My Life at the Movies
By Thomas Palakeel

painting by Tom Hughes 

My research in old newspapers helped me graduate into American magazines. This was a time my brother George came up with a promotional idea at the store. To compete with his rivals during the school season, he gave away free book wrappers to students: a couple of sheets torn out of old copies of Time and Look. Students prided themselves about wrapping their books in the famed "American Magazine." Tired of wrapping their notebooks with boring newspaper sheets, students started to make their first fashion statements by slick wrappers showing advertisements for toasters and macroni and cheese, which all seemed infinitely delicious. And these colorful, slick wrappers also offered me hints of some brave new world out there so far away from Thidanad.

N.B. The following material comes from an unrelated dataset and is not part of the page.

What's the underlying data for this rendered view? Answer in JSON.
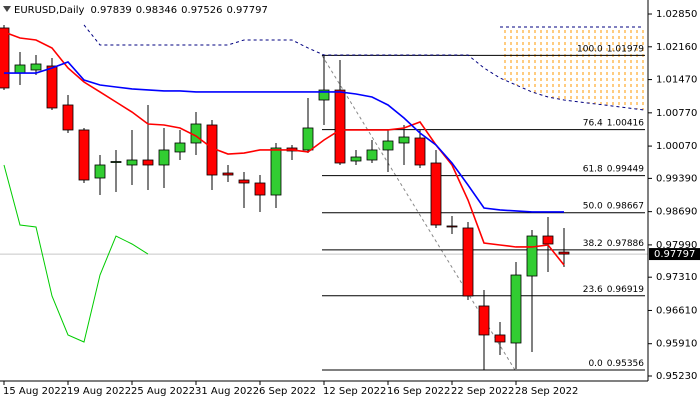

I smuggled out several copies of magazines inside my shirt and gradually built up a secret library under my bed: a dozen issues of Time, one copy of Life, one movie magazine with color pictures of Marilyn Monroe, Esther Williams, and Elizabeth Taylor, and there was another woman whose breasts were nicely visible. Though I could not read English, I understood the photographs: America, cars, Vietnam, Israel, Hollywood, Egypt, lands of war, famine, wealth, and of course, the mission to the moon. Next year, though my brother could not find a steady supply of old American Magazines, by yet another twist of the Cold War, almost every home had begun to subscribe to a new magazine: The Soviet Land, which I found absolutely uninteresting, staid, but I loved the smell of the Russain paper. Years later, when I started reading the great Russians, and eventually, came very late, to the films of Andrei Tarkovsky, I had this smell of Russian paper as an olfactory reference.